Participation in a patient support group increases prostate cancer patient knowledge


A newly published study from a group of German researchers examined the degree to which participation in patient support group activities increased prostate cancer patients’ health literacy and, specifically, their prostate cancer‐specific and non‐cancer‐specific knowledge about health care.

Unlike a lot of studies in this area, which often enroll only small numbers of patients, this study by Haack et al., at Hannover and Hamburg in Germany, enrolled nearly 600 participants in total, so the results should be pretty reliable.

Here are the basic data from the study:

  • There were 576 participants in total
    • 441 were prostate cancer support group members (Group A)
    • 135 were prostate cancer patients who had not participated in a support group (Group B)
  • Compared to the patients in Group B, the patients in Group A had:
    • Greater knowledge about prostate cancer in general (odds ratio [ OR] = 2.2)
    • Heard about specific guidelines related to prostate cancer (OR = 3.7)
    • Actually read one or more guidelines (OR = 5.1)
    • Greater competence regarding navigation of heath services (OR = 1.8)
  • Patients in Group A and Group B had similar levels of knowledge about non-cancer-related health care knowledge.

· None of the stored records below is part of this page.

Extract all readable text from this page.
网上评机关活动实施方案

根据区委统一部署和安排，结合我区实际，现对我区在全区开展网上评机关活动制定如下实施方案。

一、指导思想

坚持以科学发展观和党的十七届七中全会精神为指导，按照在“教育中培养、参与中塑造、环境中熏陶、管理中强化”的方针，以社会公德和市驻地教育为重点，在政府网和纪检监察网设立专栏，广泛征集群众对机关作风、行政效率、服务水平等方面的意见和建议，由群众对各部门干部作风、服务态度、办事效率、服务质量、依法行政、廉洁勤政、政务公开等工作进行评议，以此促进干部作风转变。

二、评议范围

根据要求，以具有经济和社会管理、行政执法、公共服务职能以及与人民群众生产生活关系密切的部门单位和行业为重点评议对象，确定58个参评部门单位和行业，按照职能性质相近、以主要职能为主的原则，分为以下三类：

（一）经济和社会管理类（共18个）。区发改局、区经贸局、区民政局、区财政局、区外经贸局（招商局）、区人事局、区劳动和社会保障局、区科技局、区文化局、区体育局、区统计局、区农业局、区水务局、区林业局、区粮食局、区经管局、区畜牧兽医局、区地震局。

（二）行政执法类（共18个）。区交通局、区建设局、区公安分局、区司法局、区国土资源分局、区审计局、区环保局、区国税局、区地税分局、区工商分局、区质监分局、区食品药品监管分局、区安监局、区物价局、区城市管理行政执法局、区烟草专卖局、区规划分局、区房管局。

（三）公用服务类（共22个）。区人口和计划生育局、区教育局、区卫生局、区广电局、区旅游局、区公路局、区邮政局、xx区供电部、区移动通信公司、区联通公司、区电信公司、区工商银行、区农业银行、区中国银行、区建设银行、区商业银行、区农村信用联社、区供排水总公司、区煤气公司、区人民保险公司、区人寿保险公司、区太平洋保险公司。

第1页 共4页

We should emphasize, of course, that one can become very knowledgeable about prostate cancer and how health care systems work without every actually participating in a patient support group of any type (prostate cancer-specific or otherwise). However, on the other hand, the authors conclude that participation in a prostate cancer-specific support group seems to

provide an important platform for information exchange in the field of [prostate cancer]. The potentially conflicting results on PC knowledge and the application‐skills may arise from the different forms of measurement — knowledge was tested, skills were self‐assessed.

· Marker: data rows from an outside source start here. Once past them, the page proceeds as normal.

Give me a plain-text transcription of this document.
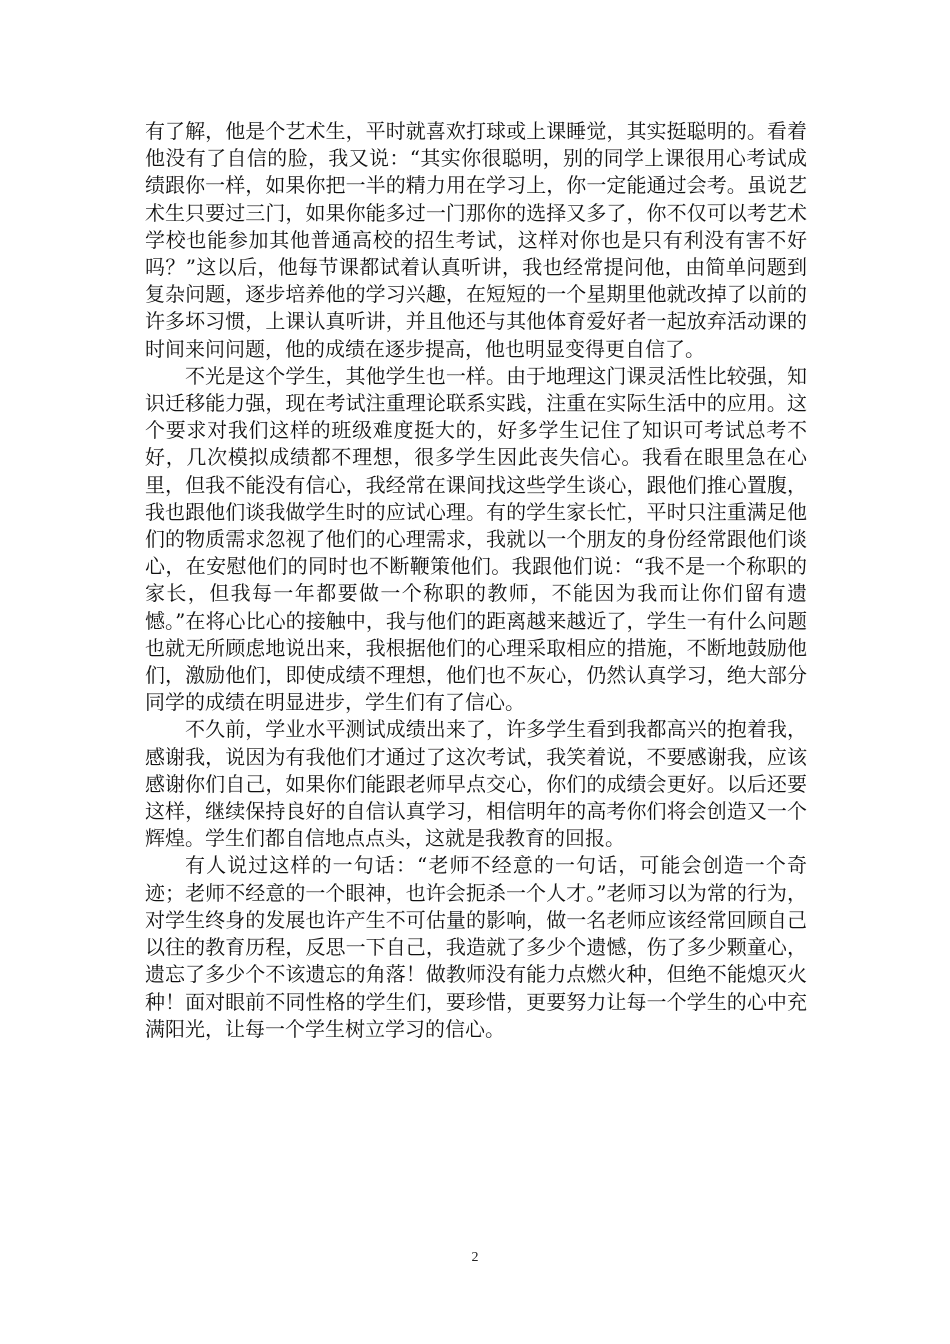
有了解，他是个艺术生，平时就喜欢打球或上课睡觉，其实挺聪明的。看着他没有了自信的脸，我又说：“其实你很聪明，别的同学上课很用心考试成绩跟你一样，如果你把一半的精力用在学习上，你一定能通过会考。虽说艺术生只要过三门，如果你能多过一门那你的选择又多了，你不仅可以考艺术学校也能参加其他普通高校的招生考试，这样对你也是只有利没有害不好吗？”这以后，他每节课都试着认真听讲，我也经常提问他，由简单问题到复杂问题，逐步培养他的学习兴趣，在短短的一个星期里他就改掉了以前的许多坏习惯，上课认真听讲，并且他还与其他体育爱好者一起放弃活动课的时间来问问题，他的成绩在逐步提高，他也明显变得更自信了。

不光是这个学生，其他学生也一样。由于地理这门课灵活性比较强，知识迁移能力强，现在考试注重理论联系实践，注重在实际生活中的应用。这个要求对我们这样的班级难度挺大的，好多学生记住了知识可考试总考不好，几次模拟成绩都不理想，很多学生因此丧失信心。我看在眼里急在心里，但我不能没有信心，我经常在课间找这些学生谈心，跟他们推心置腹，我也跟他们谈我做学生时的应试心理。有的学生家长忙，平时只注重满足他们的物质需求忽视了他们的心理需求，我就以一个朋友的身份经常跟他们谈心，在安慰他们的同时也不断鞭策他们。我跟他们说：“我不是一个称职的家长，但我每一年都要做一个称职的教师，不能因为我而让你们留有遗憾。”在将心比心的接触中，我与他们的距离越来越近了，学生一有什么问题也就无所顾虑地说出来，我根据他们的心理采取相应的措施，不断地鼓励他们，激励他们，即使成绩不理想，他们也不灰心，仍然认真学习，绝大部分同学的成绩在明显进步，学生们有了信心。

不久前，学业水平测试成绩出来了，许多学生看到我都高兴的抱着我，感谢我，说因为有我他们才通过了这次考试，我笑着说，不要感谢我，应该感谢你们自己，如果你们能跟老师早点交心，你们的成绩会更好。以后还要这样，继续保持良好的自信认真学习，相信明年的高考你们将会创造又一个辉煌。学生们都自信地点点头，这就是我教育的回报。

有人说过这样的一句话：“老师不经意的一句话，可能会创造一个奇迹；老师不经意的一个眼神，也许会扼杀一个人才。”老师习以为常的行为，对学生终身的发展也许产生不可估量的影响，做一名老师应该经常回顾自己以往的教育历程，反思一下自己，我造就了多少个遗憾，伤了多少颗童心，遗忘了多少个不该遗忘的角落！做教师没有能力点燃火种，但绝不能熄灭火种！面对眼前不同性格的学生们，要珍惜，更要努力让每一个学生的心中充满阳光，让每一个学生树立学习的信心。

2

What this study did not test, however, is whether the benefits of participation in “live” prostate cancer support groups that meet on a regular basis was any more beneficial than participation in the various (and evolving) forms of on-line and phone-based support groups, and the degree to which participation in support groups increased the probability that patients would choose forms of management (over time) most suited to their individual needs.

2 Responses

  1. Kristina thanks for the info and help.

    Bill Fogerty

  2. Precisely why I suggested in the AUA/ASTRO/SUO Localized Prostate Cancer guideline that recommending peer support was excellent practice (Statement 68). Having run an UsTOO chapter for almost 9 years now I have seen patients benefit highly by gaining knowledge and experience from others. Their decisions are better and they are more confident making them.